The strength of this study is that the features ultimately included in this study were significantly associated with prognosis in terms of OS compared to other studies. The reasons for this are manifold; on the one hand, we extracted the most detailed filtered images possible for each case, which included filtered images of RTdose, so that 3384 features were extracted for each case, a significantly higher number of features than in other studies [41]. On the other hand, we did not cut features heavily by increasing the feature screening bounds at a particular step when performing univariate Cox analysis and Spearman's correlation coefficient screening of features, which allowed important features to be retained [42, 43], and ultimately the eight features with the largest absolute values of coefficients were selected when LASSO was used to eliminate multicollinearity features. In addition to the reasons mentioned above, the dose features included in this study, although not included in the clinical features, also enhance prognostic accuracy very well, and all these reasons make the results of this study higher than other studies.
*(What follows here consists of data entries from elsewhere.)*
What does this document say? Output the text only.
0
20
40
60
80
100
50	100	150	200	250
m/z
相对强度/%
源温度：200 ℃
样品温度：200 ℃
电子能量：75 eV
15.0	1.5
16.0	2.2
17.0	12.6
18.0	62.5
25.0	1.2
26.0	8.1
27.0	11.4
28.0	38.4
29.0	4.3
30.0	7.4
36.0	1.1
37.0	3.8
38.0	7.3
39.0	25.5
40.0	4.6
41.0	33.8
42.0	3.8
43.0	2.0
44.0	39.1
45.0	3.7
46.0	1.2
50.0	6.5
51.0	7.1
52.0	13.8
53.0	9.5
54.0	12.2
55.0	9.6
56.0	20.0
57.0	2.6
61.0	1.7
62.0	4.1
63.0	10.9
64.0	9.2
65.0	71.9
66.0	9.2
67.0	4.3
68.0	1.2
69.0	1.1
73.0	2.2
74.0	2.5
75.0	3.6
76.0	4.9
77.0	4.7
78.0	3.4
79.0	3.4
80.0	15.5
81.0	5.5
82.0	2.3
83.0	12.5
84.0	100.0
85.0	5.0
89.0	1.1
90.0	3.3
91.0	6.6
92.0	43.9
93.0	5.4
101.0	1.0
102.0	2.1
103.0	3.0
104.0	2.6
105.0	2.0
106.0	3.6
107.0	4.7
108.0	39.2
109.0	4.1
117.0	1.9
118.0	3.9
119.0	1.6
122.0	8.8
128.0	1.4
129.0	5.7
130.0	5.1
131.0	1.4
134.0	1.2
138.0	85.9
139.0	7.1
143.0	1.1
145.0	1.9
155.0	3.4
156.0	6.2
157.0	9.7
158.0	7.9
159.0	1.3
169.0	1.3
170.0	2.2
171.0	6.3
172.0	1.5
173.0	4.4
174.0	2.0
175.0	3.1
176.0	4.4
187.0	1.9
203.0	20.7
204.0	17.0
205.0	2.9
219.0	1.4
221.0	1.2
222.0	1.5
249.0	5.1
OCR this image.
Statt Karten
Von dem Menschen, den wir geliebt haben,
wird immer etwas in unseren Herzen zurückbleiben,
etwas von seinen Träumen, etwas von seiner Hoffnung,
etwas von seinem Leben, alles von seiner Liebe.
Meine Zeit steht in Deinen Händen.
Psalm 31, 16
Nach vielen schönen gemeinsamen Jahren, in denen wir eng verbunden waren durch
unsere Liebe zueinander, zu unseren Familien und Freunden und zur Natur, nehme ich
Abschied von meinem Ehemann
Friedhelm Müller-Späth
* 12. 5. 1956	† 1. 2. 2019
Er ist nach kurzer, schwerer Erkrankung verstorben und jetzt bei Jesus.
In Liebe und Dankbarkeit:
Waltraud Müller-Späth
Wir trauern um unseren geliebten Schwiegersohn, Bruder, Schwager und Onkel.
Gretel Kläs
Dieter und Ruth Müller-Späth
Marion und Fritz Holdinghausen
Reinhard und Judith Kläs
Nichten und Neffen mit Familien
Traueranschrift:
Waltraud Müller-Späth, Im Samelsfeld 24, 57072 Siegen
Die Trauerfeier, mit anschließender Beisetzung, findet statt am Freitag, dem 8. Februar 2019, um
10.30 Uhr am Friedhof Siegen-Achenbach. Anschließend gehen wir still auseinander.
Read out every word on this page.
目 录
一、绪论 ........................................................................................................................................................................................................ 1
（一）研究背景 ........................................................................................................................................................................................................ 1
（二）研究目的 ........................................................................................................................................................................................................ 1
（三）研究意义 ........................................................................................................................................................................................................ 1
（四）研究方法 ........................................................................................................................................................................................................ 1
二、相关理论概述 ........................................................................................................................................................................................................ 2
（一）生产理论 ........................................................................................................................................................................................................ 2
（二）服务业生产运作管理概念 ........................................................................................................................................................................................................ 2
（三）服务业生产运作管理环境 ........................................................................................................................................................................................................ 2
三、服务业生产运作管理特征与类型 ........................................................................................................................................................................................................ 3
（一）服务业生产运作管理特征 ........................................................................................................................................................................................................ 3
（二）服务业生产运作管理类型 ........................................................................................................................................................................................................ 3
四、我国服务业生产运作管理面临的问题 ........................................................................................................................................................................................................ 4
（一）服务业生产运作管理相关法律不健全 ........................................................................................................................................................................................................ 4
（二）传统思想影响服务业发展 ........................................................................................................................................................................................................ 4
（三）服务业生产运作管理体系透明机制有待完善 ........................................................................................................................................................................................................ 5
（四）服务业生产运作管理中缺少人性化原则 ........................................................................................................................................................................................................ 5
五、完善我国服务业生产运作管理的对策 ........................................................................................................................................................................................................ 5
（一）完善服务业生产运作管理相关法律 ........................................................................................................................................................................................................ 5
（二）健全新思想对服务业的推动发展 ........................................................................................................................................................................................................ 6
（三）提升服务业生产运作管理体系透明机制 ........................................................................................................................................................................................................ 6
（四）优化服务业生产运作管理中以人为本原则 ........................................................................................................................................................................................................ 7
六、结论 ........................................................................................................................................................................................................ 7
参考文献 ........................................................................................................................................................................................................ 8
This study has some limitations. First, because the PET, CT and RTdose files all extracted different filtered images, 3384 features were ultimately incorporated for each case, and of these, only eight DVH features [44], so the present model does not demonstrate whether DVH features improve prognostic accuracy. Due to platform limitations, we were not able to extract the conformity index, homogeneity index, V20, V30, V40, V50 and V60 parameters, which also limits the prognostic power of the DVH features. Secondly, although this model is multicentre data, there are only 220 cases, and more cases are needed to improve the prognostic accuracy [45]. Therefore, in future studies, we will try to increase the number of cases as much as possible. In addition, three different training and validation sets were divided in this study. Among the features included in these three different training sets, there were no identical features, and therefore, it was not possible to determine which feature had better prognostic value for HNC. This is related to the fact that we extracted a large number of features in each case. Because of the large number of features, more features capable of presenting tumour information were included, but when the number of features included was greater than eight, we only selected the eight features with the largest absolute value of the feature coefficients, which also led to the inclusion of different features in the three different sets of experiments. This is something that we need to keep exploring in our future research.

Conclusion

In summary, multidimensional prognostic model combining the radiomics features, DVH features and dosiomics features can be used for prognostic prediction of multicentre HNC, and the prognosis is superior to that of the 18F-FDG PET/CT-based radiomics model. Therefore, the importance of dosiomics features and DVH features in the survival prediction of tumours cannot be ignored.